In the video, the officer, Daniel Auderer, can be heard talking about an incident where 23-year-old exchange student Jaahnavi Kandula was hit and killed by another SPD officer. In the video, he makes comments including, “She’s dead,” “It’s a regular person,” and “Just write a check — $11,000. She was 26 anyway, she had limited value,” as well as laughing.
According to a post from SPD, the video of Auderer’s call “was identified in the routine course of business by a department employee,” and was escalated to Chief Adrian Diaz. It was then referred to the Office of Police Accountability (OPA) for a full investigation.
Auderer tried to get ahead of the video by self-reporting to the OPA, and in documents obtained by The Jason Rantz Show on KTTH, was looking to explain the context behind the comments and acknowledging how they sounded.
“I do understand that if a citizen were to hear it that they would rightfully believe I was being insensitive to the loss of a human life,” Auderer said in the complaint. “I also understand that if I heard it (it) could diminish the trust in the Seattle Police Department and make all of our jobs more difficult. With all that being said, the comment was not made with malice or a hard heart. (It was) quite the opposite.”
On The Gee and Ursula Show, hosts Gee Scott and Ursula Reutin discussed the video and how they see it affecting the department. Ursula talked to some anonymous sources in the department, many of whom expressed how badly the comments made the SPD look.
“I will tell you, without exception, my sources are telling me that this was stupid. This was wrong. Terribly inappropriate. An embarrassment,” Ursula said. “I’m going to read a quote, ‘The damage is done. I think this is really going to hurt us with recruiting, contract negotiations, maybe even guild membership.'”

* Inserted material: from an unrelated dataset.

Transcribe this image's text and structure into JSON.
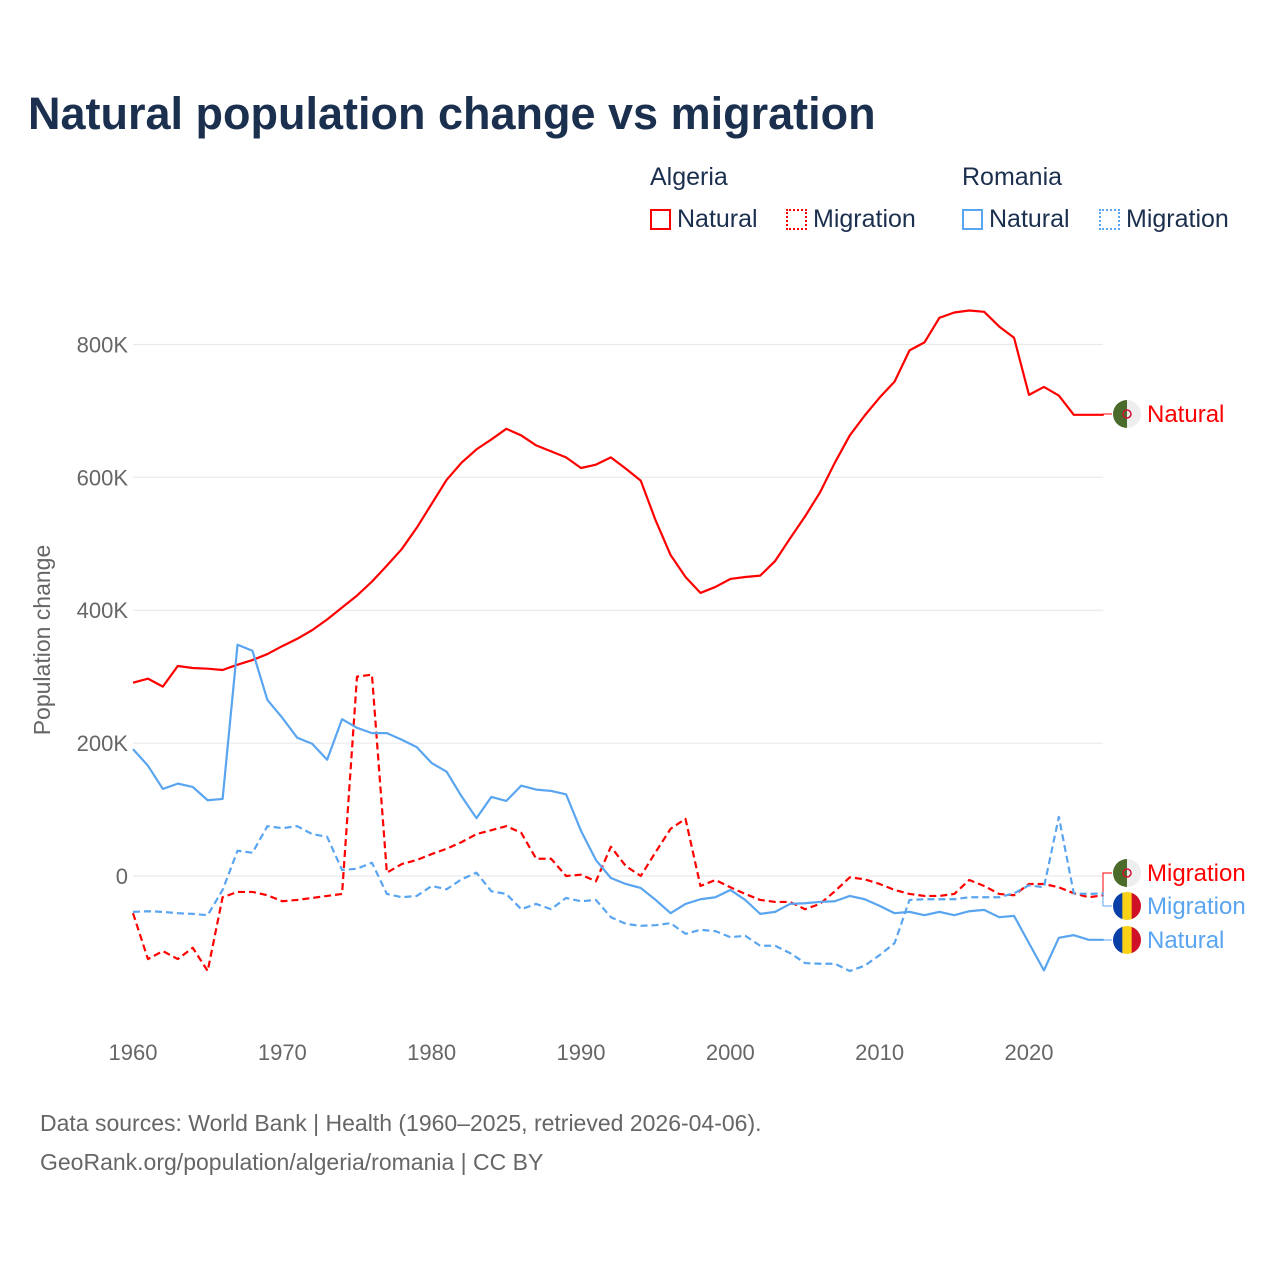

Not only is Auderer a detective with the SPD, he is also the vice president of the Seattle Police Officers Guild (SPOG). The recorded conversation was with SPOG President Mike Solan, which raised some additional red flags for Ursula.
“A 23-year-old woman was killed by an officer who was driving to the scene,” Ursula said. “His first call after leaving there is to call the police union. In my opinion, and I think if I were the attorney of the family, looking at this, I would ask why Officer Auderer, who was brought in as the drug recognition officer is also now turning around and trying to make a case working with the union president.”

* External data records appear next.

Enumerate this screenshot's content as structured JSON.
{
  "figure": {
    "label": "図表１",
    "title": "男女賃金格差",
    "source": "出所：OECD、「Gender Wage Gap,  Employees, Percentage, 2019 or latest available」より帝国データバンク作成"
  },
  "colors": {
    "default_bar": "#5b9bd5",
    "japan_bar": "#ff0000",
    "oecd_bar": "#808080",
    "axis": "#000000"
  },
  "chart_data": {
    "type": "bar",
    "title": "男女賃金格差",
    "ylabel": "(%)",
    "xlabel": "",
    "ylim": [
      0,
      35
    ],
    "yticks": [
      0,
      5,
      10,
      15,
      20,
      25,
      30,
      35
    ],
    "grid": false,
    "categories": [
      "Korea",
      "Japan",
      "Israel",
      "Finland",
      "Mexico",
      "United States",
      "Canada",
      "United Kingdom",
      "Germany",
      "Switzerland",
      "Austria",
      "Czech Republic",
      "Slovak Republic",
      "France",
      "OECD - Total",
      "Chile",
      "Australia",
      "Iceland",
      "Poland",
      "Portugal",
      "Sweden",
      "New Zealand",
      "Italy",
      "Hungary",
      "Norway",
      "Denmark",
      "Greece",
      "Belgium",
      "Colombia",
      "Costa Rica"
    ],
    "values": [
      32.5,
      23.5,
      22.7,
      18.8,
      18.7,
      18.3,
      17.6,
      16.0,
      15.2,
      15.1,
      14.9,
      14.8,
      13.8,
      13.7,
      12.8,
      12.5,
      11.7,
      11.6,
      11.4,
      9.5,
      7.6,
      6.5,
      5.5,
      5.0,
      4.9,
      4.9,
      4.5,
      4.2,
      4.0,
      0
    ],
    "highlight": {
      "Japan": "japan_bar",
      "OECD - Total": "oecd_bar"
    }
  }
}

As far as the laugh that Auderer let out, Gee said that even his explanation of mocking attorneys doesn’t justify it.
“What was said on the other end, which had nothing to do with the attorney or what the attorney would say or assuming someone would say, he laughed right away,” Gee said. “I guess the only thing I want to say to the rest of this topic, the people that heard that know, and the people that justify this behavior, now you know why recruiting in law enforcement around the country is low.”
This contributes to an overall loss of confidence when officers make comments like this, Ursula said, undermining a lot of really important work to establish trust in the community.
Recently, a federal judge ruled that the consent decree in place to provide more oversight of SPD would partially end.
More on Seattle Police: Consent decree between SPD, City of Seattle to ‘partially’ end
“This takes away from the great work that has been done to address some of the issues of excessive use of force and biased policing, which has been the reason why they’ve been under extra scrutiny,” Ursula said. “But you get stories like this, and you’re like, ‘Seriously?'”
Gee concluded by saying this was evident of the culture of SPD and, even though there are good officers working for the public, when those high up in the union make comments like this, it undermines the whole department.
“This is the vice president of the Seattle Police Guild talking to the president,” Gee added. “So, you guys wonder why this culture is so ugly and so nasty. This is why. There’s going to be people out there that’s going to help justify, ‘Well, that’s not what he meant.’ To all the people who listened to that, you’re not stupid.”
Seattle’s civilian-led Community Police Commission (CPC) released a statement, saying the video “speaks to the concerns that the Seattle Community Police Commission has repeatedly raised about elements of Seattle Police Department culture and SPOG resistance to officer accountability measures included in the landmark 2017 Police Accountability Ordinance.”
An investigation by the OPA into Auderer’s comments made in the video is currently being conducted.